Molte persone vivono per anni immerse nei doveri e nelle aspettative, fino a perdere di vista la propria identità personale. Si funziona, si risponde ai bisogni altrui, si portano avanti impegni. Ma dentro, spesso, cresce una sensazione di vuoto, come se mancasse un centro stabile, autentico, personale.
Il peso dei ruoli: utili, ma non sufficienti
I ruoli sociali sono necessari: ci aiutano a orientarci, a stabilire confini, a creare relazioni.
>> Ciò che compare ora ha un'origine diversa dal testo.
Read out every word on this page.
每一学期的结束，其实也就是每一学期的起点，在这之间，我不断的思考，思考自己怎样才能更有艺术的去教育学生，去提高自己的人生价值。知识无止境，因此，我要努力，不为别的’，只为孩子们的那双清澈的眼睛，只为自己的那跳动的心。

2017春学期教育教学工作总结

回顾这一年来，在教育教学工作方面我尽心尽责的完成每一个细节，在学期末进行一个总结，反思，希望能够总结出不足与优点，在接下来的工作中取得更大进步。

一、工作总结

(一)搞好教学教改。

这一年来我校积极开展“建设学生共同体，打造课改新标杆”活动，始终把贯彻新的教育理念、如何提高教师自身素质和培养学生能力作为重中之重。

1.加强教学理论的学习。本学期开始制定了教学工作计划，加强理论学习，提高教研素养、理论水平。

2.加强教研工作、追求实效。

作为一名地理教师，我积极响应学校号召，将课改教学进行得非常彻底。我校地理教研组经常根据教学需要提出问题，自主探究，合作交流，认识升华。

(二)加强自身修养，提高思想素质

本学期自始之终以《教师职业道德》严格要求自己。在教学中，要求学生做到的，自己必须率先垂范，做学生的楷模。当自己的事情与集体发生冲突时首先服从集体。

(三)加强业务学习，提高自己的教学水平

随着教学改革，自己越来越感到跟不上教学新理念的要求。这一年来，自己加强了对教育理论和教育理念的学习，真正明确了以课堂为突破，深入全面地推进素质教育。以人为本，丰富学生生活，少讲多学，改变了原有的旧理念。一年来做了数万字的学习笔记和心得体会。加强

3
Ma diventano un problema quando ci identificano completamente.
Essere una “brava madre”, un “partner presente”, un “professionista affidabile” può dare senso, ma non può essere l’unica definizione di sé. Quando il valore personale dipende solo da ciò che facciamo per gli altri, rischiamo di trascurare chi siamo al di là delle funzioni.
E quando quel ruolo cambia o finisce (un figlio che cresce, una relazione che si interrompe, un lavoro che si perde), crolla anche l’identità.
I segnali della perdita di sé
Ti sei mai sentito così?
- “Non so più cosa mi piace davvero.”
- “Sento di vivere per le aspettative altrui.”
- “Fuori dai miei doveri, mi sento vuoto.”
- “Ho paura che, senza il mio ruolo, non valgo nulla.”
Questi segnali indicano che potresti aver costruito la tua immagine solo su ciò che fai per gli altri, trascurando i tuoi desideri autentici, la tua voce interiore, la tua individualità.
Perché è così facile perdersi?
Spesso, da bambini, apprendiamo che l’amore e il riconoscimento arrivano “se”: se siamo bravi, utili, compiacenti. Crescendo, portiamo con noi questa convinzione, cercando di essere sempre all’altezza, sempre disponibili, sempre funzionali.
Ma in questo sforzo, si rischia di diventare invisibili a sé stessi. E quando arriva una crisi, una perdita, un momento di silenzio, il senso di smarrimento può essere profondo.
Riscoprire chi sei: un processo, non una formula
Ritrovare la propria identità personale non è immediato, ma è possibile. Significa tornare ad ascoltarsi, a chiedersi:
- Cosa mi piace davvero?
- Cosa mi fa sentire vivo?
- Quali parti di me ho messo da parte per compiacere gli altri?
- Cosa desidero per me, e non solo per il mio ruolo?
Questo processo richiede coraggio. Spesso emergono dubbi, insicurezze, paure di deludere. Ma è anche un’opportunità preziosa: quella di costruire una vita più autentica, basata su ciò che sei, non solo su ciò che fai.
Il supporto del dott. Leonardo Gottardo
Se senti di aver perso contatto con la tua identità, se non ti riconosci più fuori dai tuoi ruoli, o se una crisi ti ha messo di fronte a un vuoto difficile da colmare, un percorso psicologico può aiutarti a ritrovare il tuo centro.
Il dott. Leonardo Gottardo, psicoterapeuta, lavora con persone che si sentono “svuotate” dal troppo dare, che hanno vissuto crisi identitarie o che desiderano riscoprire chi sono al di là delle etichette.
Attraverso un cammino di consapevolezza, puoi:
- riconnetterti con i tuoi bisogni profondi
- distinguere il “tuo” da ciò che ti è stato imposto
- ricostruire un senso di sé stabile e vitale
- imparare ad abitare i tuoi ruoli… senza perderti dentro di essi
Perché non sei solo ciò che fai per gli altri. Sei anche pensiero, desiderio, emozione. E meriti uno spazio tutto tuo per esistere, crescere e scegliere.